36 - AI Fallacies

The Good Stuff ·

The Good Stuff, with Pete and Andy - Episode 36: AI Fallacies Hosts: Pete and Andy Pete and Andy tackle common AI fallacies head-on, starting with the "junior developer" myth. They explore why juniors will actually thrive and why we're entering a golden age for small teams. Plus: reflections from their first Touch Don't Look workshop, the death of traditional SaaS, and why Pete is "insanely excited" about where they're going with Wingman. Key Moments:

  • [01:49] The seating configuration theory: why talking side-by-side works better for blokes
  • [02:10] The junior developer fallacy: "Coding AI is here, we don't need junior devs anymore"
  • [03:11] The fallacy extends to junior lawyers and accountants—basically all junior roles
  • [04:04] Pete's take: juniors actually adopt new tech faster because they don't have baggage
  • [04:44] London law firm story: how partners explained the inefficient system
  • [05:06] "The associate crosses it all out and starts again, then the senior does the same"
  • [05:47] Weighing paperwork to charge: "Six inch file?

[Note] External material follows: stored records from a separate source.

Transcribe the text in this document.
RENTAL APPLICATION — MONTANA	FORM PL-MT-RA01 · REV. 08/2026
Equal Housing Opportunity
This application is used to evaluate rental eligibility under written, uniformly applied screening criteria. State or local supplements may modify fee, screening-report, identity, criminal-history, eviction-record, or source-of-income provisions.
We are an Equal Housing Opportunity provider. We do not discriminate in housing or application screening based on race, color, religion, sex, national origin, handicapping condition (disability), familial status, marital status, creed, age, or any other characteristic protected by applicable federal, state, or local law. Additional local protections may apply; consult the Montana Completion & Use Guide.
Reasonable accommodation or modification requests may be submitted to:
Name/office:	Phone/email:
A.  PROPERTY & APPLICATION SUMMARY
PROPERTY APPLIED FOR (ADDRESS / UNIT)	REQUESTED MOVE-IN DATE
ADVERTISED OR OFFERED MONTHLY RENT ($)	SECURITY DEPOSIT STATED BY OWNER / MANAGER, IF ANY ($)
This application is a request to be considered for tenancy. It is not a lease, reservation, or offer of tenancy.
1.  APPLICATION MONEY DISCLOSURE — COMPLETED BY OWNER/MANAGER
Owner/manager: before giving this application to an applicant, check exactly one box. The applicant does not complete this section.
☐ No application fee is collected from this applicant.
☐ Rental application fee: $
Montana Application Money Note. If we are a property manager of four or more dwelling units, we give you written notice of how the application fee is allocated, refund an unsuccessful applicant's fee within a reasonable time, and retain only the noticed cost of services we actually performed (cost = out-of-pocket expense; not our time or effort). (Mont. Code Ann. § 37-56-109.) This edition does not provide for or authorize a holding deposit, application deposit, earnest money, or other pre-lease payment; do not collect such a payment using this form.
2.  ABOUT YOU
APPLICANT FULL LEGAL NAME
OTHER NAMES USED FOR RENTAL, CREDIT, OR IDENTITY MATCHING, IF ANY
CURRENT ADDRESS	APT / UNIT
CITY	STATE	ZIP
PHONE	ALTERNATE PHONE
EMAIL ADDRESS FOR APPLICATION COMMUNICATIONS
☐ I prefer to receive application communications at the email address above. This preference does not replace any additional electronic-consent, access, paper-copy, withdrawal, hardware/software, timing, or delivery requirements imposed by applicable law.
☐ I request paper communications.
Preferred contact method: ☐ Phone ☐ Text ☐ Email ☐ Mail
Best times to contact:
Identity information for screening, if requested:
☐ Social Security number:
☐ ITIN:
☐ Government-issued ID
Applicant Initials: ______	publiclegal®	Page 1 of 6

That's $600,000"
  • [06:25] The uncomfortable truth: junior lawyers never added value in the old system anyway* [07:30] Why couldn't a tech-savvy junior lawyer act more like a senior with better tools?
  • [09:15] New business models emerge: one senior lawyer with AI could serve 1000 clients differently
  • [11:00] SaaS companies are building for the average—your specific needs don't matter to them
  • [14:30] The "golden age of small teams" thesis: 2-10 person teams can now compete
  • [16:45] Historical precedent: juniors always adopt new technology first (mobile, cloud, etc.)
  • [19:20] The real question: will there be work? Not "will juniors be employable?"
  • [22:00] Why AI makes protectionism harder—you can't hide that you're not using the tools
  • [24:15] People who don't adopt will look obviously incompetent compared to those who do
  • [27:30] Traditional education is completely misaligned with what's needed now
  • [30:45] The credentialism trap: spending $100k on degrees that don't teach relevant skills
  • [33:20] "Buy a Mac Mini, get Wingman, spend a year learning—you'll be miles ahead"
  • [36:15] Touch Don't Look workshop debrief: people helping each other, energy in the room
  • [38:40] The realization moment: "Wait, this is on my phone? It's real?"
  • [42:00] Why cohort-based learning works: people bounce ideas off each other
  • [45:30] Speedrun positioning: build a CRM, website, and agent onboarding in 4 hours
  • [48:15] Marginal gains model: monthly rapid prototypes for the community
  • [51:20] The 1000 True Fans model: economics work when you deliver to a cohort
  • [54:00] Why Nostr-based infrastructure solves authentication and authorization for free
  • [56:30] "I can just give them a key, they never see it, they can sign into a thousand things"
  • [58:00] Pete's excitement: "I've got big plans. Insanely excited about where this goes."
  • [59:00] The education business wrapped around tech enablement with AI
  • [1:01:19] Final thought: "We've landed on a nice spot" Quote: "The fundamental fallacy is assuming that the work and the industry and the company is all packaged the same and not that there's some disruption to the business model."